The people ignore the ancient Gods,
They bid farewell to a golden age.
Ossian stopped his gallant steed,
He could see some people ahead.
«Help us please, our brother are trapped-
Beneath this dolmen», they said.
He leaned down from his mount,
And gripped the dolmen firm.
From the earth the rocks was freed,
The people beneath unharmed.
But from the strain his saddle broke,
To the earth he was cast.
A cry of pain burst from his throat,
The years now caught him at last.
In Tr Na n-«g Niamh shed a tear,
When she saw the rider-less horse.
Ossian was gone, her greatest fear,
Her heart was full of deep remorse.
Traduction des paroles
Le ciel était gris et plombé,
Loups hurlant sur le vent.
Au-dessus de la Terre De Tr Na N - «g le calme Antique régnait encore.
"J'ai envie de rester sur mon rivage»,
Dit Ossian dans un éclat.
"Mais L'amour Ossian, le est votre maison»,
Dit Niamh des cheveux d'or.
Elle a vu le regard sur son visage,
Elle connaissait la douleur qu'il ressentait.
Il aspirait à être à la maison parmi sa race,
Avec son anneau-épée attaché à sa ceinture.
"Rends mon amour à la terre de l'homme
mais attention le temps y repose lourdement,
Revenez me voir si jamais vous le pouvez,
Retour à la terre de la foire.»
"Ne descendez pas du coursier que vous montez,
À partir de ce mondial il appartient.
Si vous descendez vous tomberez à ses côtés,
Pour être rappelé seulement dans les chansons de fées"»

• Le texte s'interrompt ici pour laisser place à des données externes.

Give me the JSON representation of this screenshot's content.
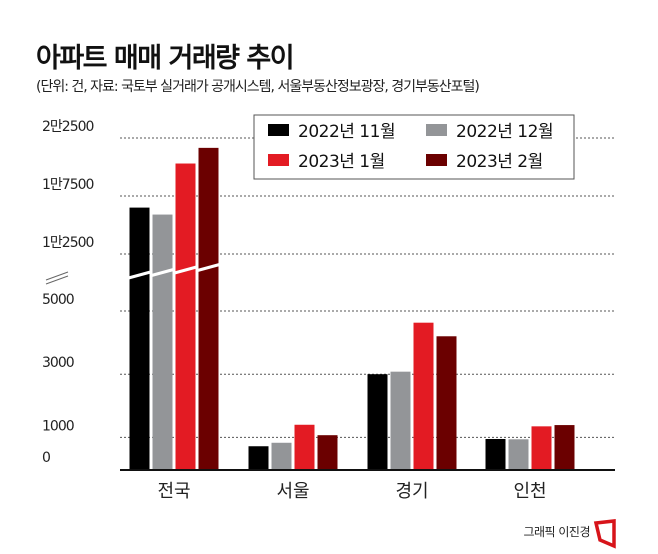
{
  "title": "아파트 매매 거래량 추이",
  "subtitle": "(단위: 건, 자료: 국토부 실거래가 공개시스템, 서울부동산정보광장, 경기부동산포털)",
  "credit": "그래픽 이진경",
  "chart_data": {
    "type": "bar",
    "title": "아파트 매매 거래량 추이",
    "xlabel": "",
    "ylabel": "건",
    "categories": [
      "전국",
      "서울",
      "경기",
      "인천"
    ],
    "series": [
      {
        "name": "2022년 11월",
        "color": "#000000",
        "values": [
          16500,
          720,
          3000,
          950
        ]
      },
      {
        "name": "2022년 12월",
        "color": "#939598",
        "values": [
          15900,
          830,
          3080,
          940
        ]
      },
      {
        "name": "2023년 1월",
        "color": "#e31b23",
        "values": [
          20300,
          1400,
          4630,
          1350
        ]
      },
      {
        "name": "2023년 2월",
        "color": "#6b0000",
        "values": [
          21650,
          1070,
          4200,
          1390
        ]
      }
    ],
    "yticks": [
      {
        "value": 0,
        "label": "0"
      },
      {
        "value": 1000,
        "label": "1000"
      },
      {
        "value": 3000,
        "label": "3000"
      },
      {
        "value": 5000,
        "label": "5000"
      },
      {
        "value": 12500,
        "label": "1만2500"
      },
      {
        "value": 17500,
        "label": "1만7500"
      },
      {
        "value": 22500,
        "label": "2만2500"
      }
    ],
    "axis_break": [
      5000,
      12500
    ],
    "ylim": [
      0,
      22500
    ],
    "grid": true,
    "legend_position": "top-right"
  }
}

Il a galopé à travers les mers des fées,
Retour à la terre de l'homme.
Regardé par les dieux et le Daoine Sdhe,
Sa vie à la fin comme il a commencé.
«Je suis revenu», dit-il à haute voix,
Mais personne n'était là pour l'entendre.
Sa noble demeure une fois audacieuse et fière,
Avait émietté à travers les nombreuses années.
Un pouvoir était venu dans le pays,
Pour menacer les anciennes façons.
Les gens ignorent les dieux anciens,
Ils adieux à un âge d'or.
Ossian arrêta son coursier Galant,
Il pouvait voir des gens devant.
"Aidez-nous s'il vous plaît, notre frère sont pris au piège-
Sous ce dolmen", disaient-ils.
Il se pencha de sa monture,
Et saisi l'entreprise dolmen.
De la terre les rochers ont été libérés,
Les gens en dessous sains et saufs.
Mais de la souche sa selle s'est cassée,
Pour la terre, il fut précipité.
Un cri de douleur éclata de sa gorge,
Les années maintenant l'ont enfin attrapé.
En Tr Na N - " G Niamh versé une larme,
Quand elle a vu le cheval sans cavalier.
Ossian était parti, sa plus grande peur,
Son cœur était plein de remords profonds.